Doch hinter dieser abstrakten Statistik – China nennt bis heute keine offiziellen Zahlen – steht die Frage nach dem menschlichen Schicksal: Welche Folgen hatte es für den einzelnen, der in die Mühlen dieses gewaltigen System geriet? Der Gründer und Vorsitzende der Laogai Research Foundation, deren Ziel es ist, über die bis heute existierenden Lager aufzuklären, hat nun mit seiner Biographie ein beeindruckendes Zeugnis abgelegt. Es ist die Lebensgeschichte eines Mannes, der von 1960 bis 1979, von seinem 23. bis 42. Lebensjahr, eine Odyssee durch den Mikrokosmos totalitärer Gewalt durchleben mußte.

„Mao Tse-tung benutzte immer gerne Prozentzahlen, um das politische Leben zu kontrollieren. Wenn er sagte, ungefähr fünf Prozent der Intellektuellen seien Rechtsabweichler, dann war das eine politische Richtlinie.“ Die Beschreibung der „Anti-Rechts-Kampagne“, der auch Wu zum Opfer fiel, hat einen Alptraumcharakter: „Um zu demonstrieren, sie hätten den Geist des Großen Führers erfaßt, gingen die Führer aller gesellschaftlichen Ebenen noch über diese Kennzahl hinaus, da es ihnen lieber war, ‘nach links zu tendieren, als irgendeine Spur einer Rechtstendenz aufzuweisen’.“ Für die „Rechtsabweichler“ gab es keine juristischen Verfahren, „man behandelte sie als interne Widersprüche des Volkes“.

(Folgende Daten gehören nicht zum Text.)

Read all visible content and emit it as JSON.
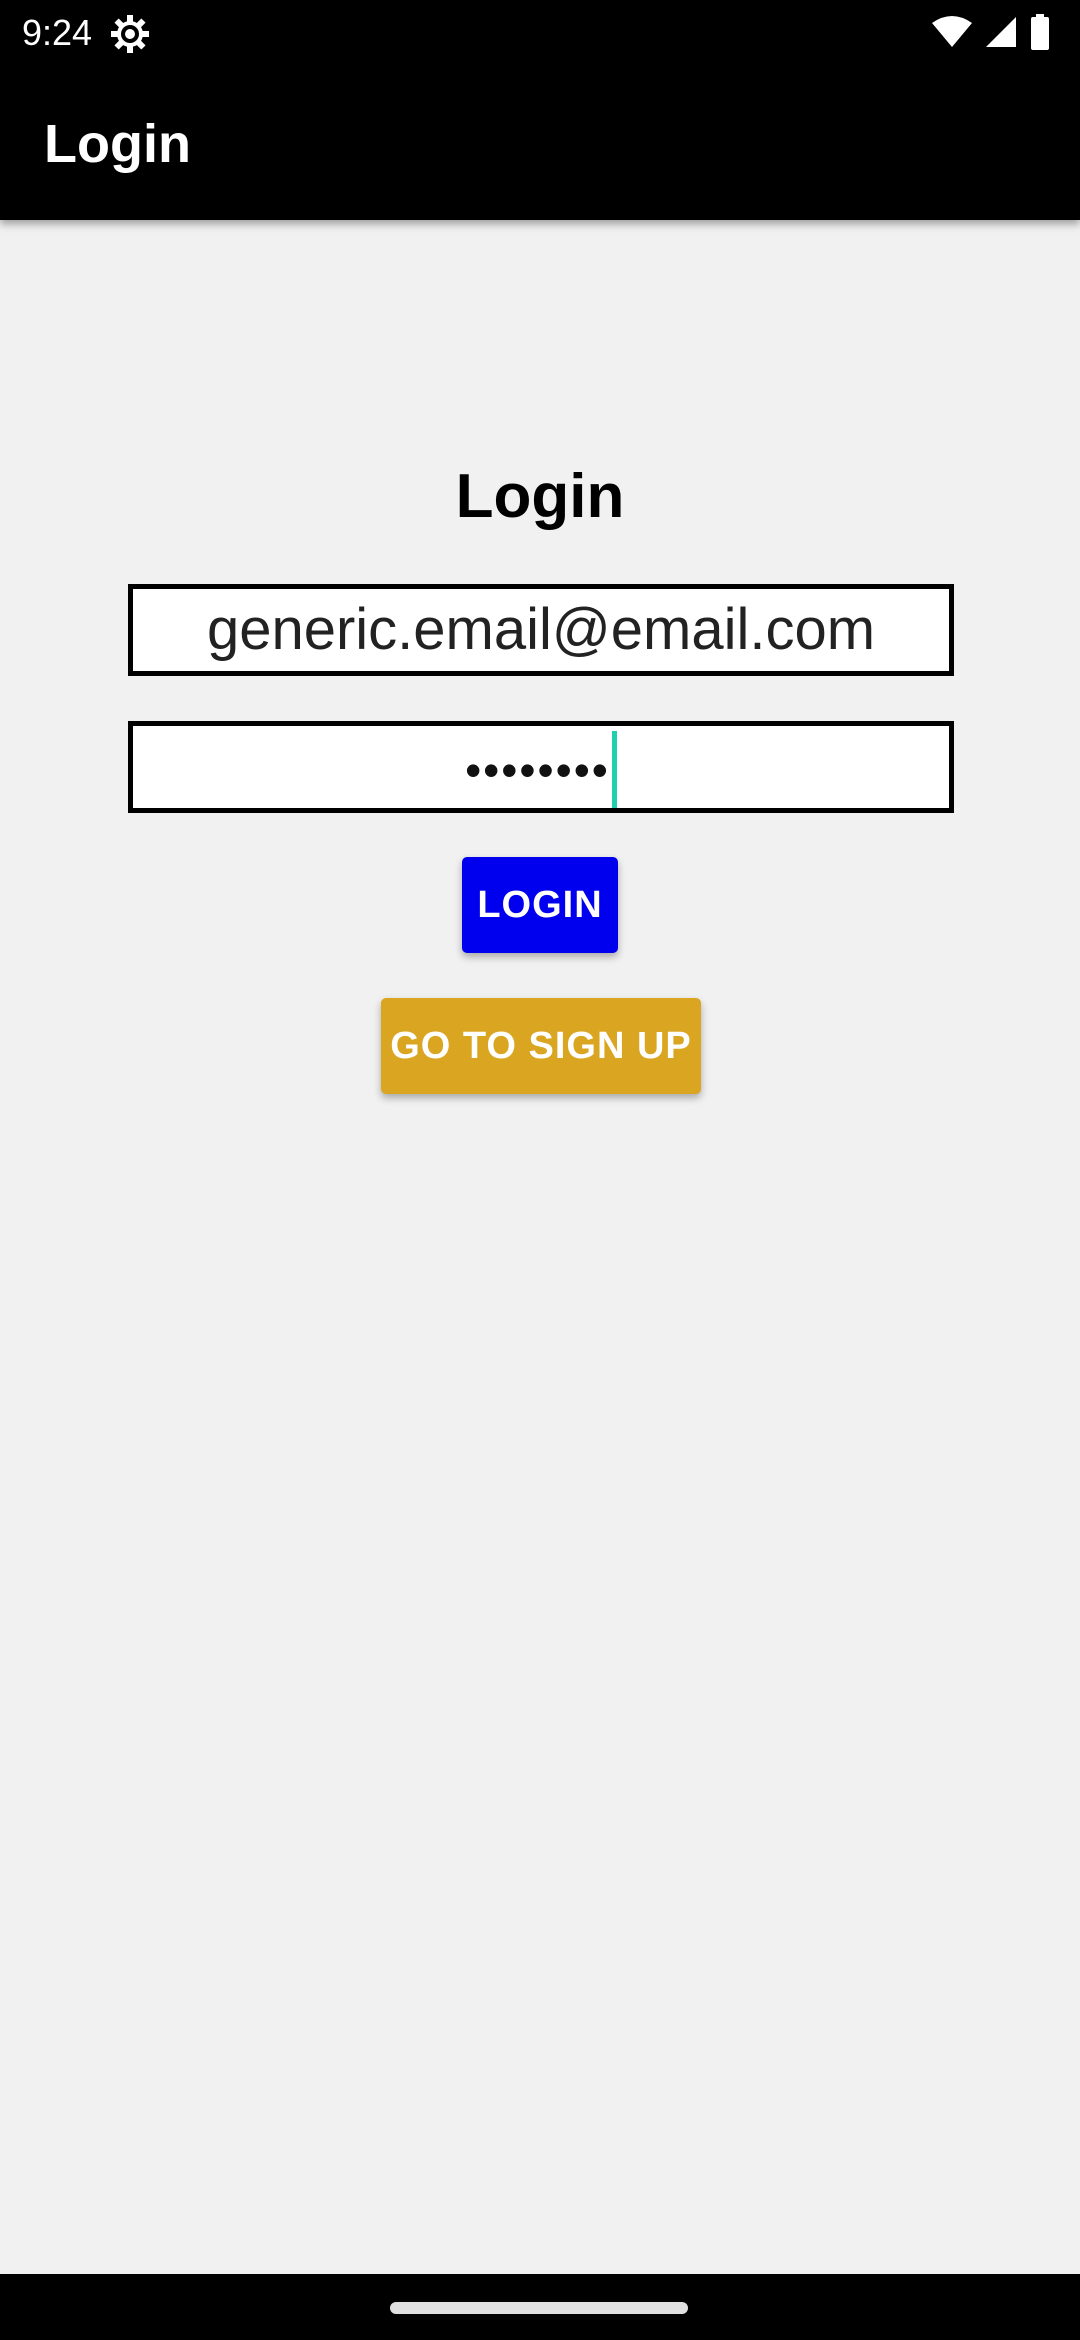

Probates Mittel zur totalen Umformung war das System der Laogai, die noch vor ihrer ökonomischen Bedeutung den „Neuen Menschen“ zum Ziel hatten. Der katholisch getaufte Sproß einer bürgerlichen Familie, begabter Student der Geowissenschaften, war durch diese Eigenheiten schon schuldig genug. „Ich bin ein jämmerlicher konterrevolutionärer Abweichler“ – so oder so ähnlich begannen die unzähligen Verhöre, die von Schlägen und öffentlichen Demütigungen begleiteten „Kampf- und Kritiksitzungen“, in welchen das Opfer „freimütig und aufrichtig“ seine „konterrevolutionären Verfehlungen“ bekennen und den „falschen Standpunkt zur Masse“ eingestehen sollte.

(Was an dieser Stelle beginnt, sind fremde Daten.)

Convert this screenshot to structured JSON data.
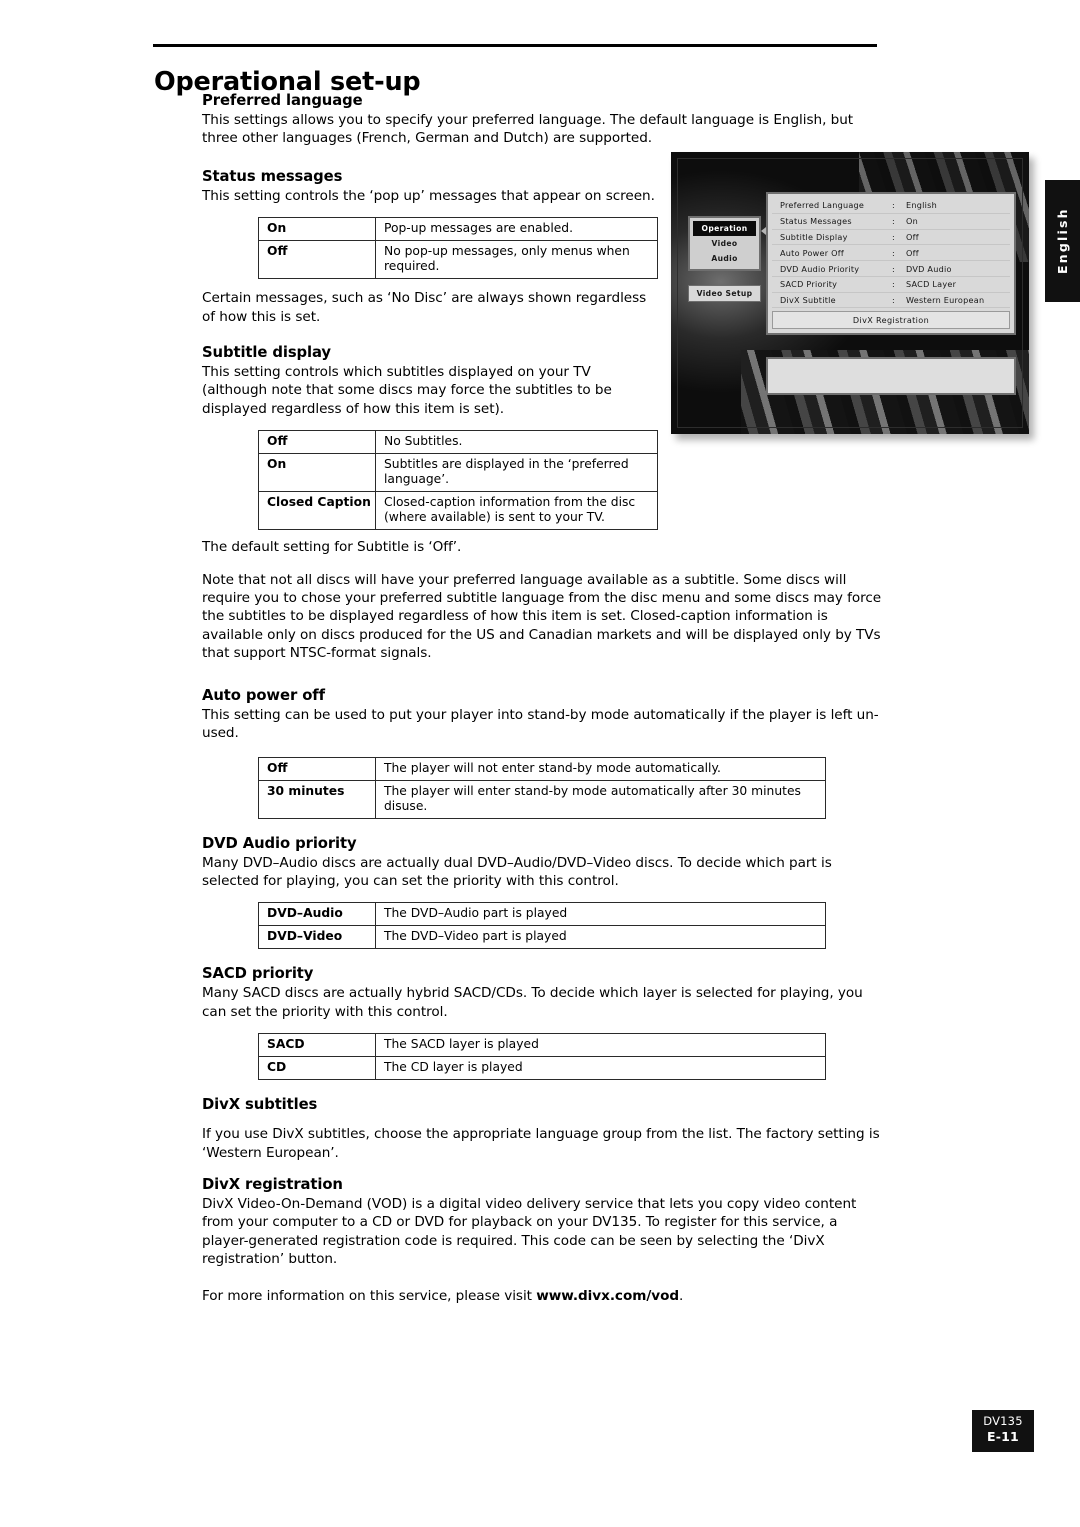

Eine Ideologisierung, die sämtliche sozialen Beziehungen auflöste und auch die traditionelle chinesische Familienbindung zerstörte. So endet der einzige Brief, den Wu in dieser Zeit von seiner Familie erhielt, mit den Worten: „Du mußt in jeder Hinsicht aufpassen, die Lehren des Vorsitzenden Mao befolgen und dich durch Arbeit gut umgestalten. In politischer und ideologischer Hinsicht hat die Familie einen klaren Trennungsstrich zwischen ihr und dir gezogen. Wir hoffen, daß du dich bald in einen neuen Menschen umwandeln wirst.“ Ergänzt wurde dieser psychische Terror durch absolute soziale Kontrolle, welche gar nicht so sehr das Wachpersonal als vielmehr die Häftlinge aufeinander ausübten.

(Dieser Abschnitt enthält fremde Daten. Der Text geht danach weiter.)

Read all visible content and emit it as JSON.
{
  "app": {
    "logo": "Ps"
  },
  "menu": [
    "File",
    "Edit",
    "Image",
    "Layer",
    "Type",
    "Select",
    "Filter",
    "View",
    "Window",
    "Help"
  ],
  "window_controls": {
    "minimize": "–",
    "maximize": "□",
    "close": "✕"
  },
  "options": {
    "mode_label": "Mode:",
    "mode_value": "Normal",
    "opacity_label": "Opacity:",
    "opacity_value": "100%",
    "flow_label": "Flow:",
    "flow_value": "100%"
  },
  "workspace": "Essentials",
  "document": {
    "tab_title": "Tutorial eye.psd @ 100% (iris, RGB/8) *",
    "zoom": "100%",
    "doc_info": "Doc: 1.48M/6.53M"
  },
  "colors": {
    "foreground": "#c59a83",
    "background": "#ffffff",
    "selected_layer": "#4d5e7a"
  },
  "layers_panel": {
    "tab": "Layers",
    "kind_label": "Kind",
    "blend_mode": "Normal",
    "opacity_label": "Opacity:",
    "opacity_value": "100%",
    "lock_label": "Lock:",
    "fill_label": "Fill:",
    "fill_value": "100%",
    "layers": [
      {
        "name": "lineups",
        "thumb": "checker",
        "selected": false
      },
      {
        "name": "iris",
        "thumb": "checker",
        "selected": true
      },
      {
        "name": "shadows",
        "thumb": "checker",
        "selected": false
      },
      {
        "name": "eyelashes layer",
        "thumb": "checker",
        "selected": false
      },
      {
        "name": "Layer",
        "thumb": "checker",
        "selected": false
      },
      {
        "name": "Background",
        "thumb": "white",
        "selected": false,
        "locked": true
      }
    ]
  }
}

Administrative Kontrolle ging vor allem durch die Verteilung von Lebensmitteln aus. „Hunger ist ein äußerst effektives Instrument in den Händen des Tyrannen. Hunger kann den Willen eines Menschen total zerstören und sein Gewissen vollkommen auslöschen.“ Ein halbes Brötchen mehr für den Denunzianten konnte jede „konterrevolutionäre Cliquenbildung“ schon im Ansatz zerstören: keine Gruppen-, keine Einzel­identität mehr, nur noch die entmenschte Masse der „klassenlosen Gesellschaft“. So waren die Laogai tatsächlich Abbild des verwirklichten Kommunismus.

„Die Sicherheitsbeamte sagten uns, daß Arbeit zwar eine Strafe, aber eben auch eine Ehre sei; sie sei eine Gelegenheit, die uns von der Partei gegeben wurde, damit wir uns selbst zum neuen Menschen umgestalten konnten, weshalb wir sehr dankbar zu sein hätten.“ Nicht trotz, sondern wegen dieser rücksichtslosen Quälerei, den beständigen Tod vor Augen, liebten die Häftlinge die Partei wirklich – war doch nur ihre individuelle Unzulänglichkeit für die Folter verantwortlich. „Tränen der Dankbarkeit“ wären geflossen und die „unendliche Gnade“ des Großen Führers gepriesen worden, hätte man die „Rechtsabweichler“ entlassen. Doch die Laogai ließen niemanden einfach so gehen. Dafür ist die Seele des Menschen eine zu köstliche Speise.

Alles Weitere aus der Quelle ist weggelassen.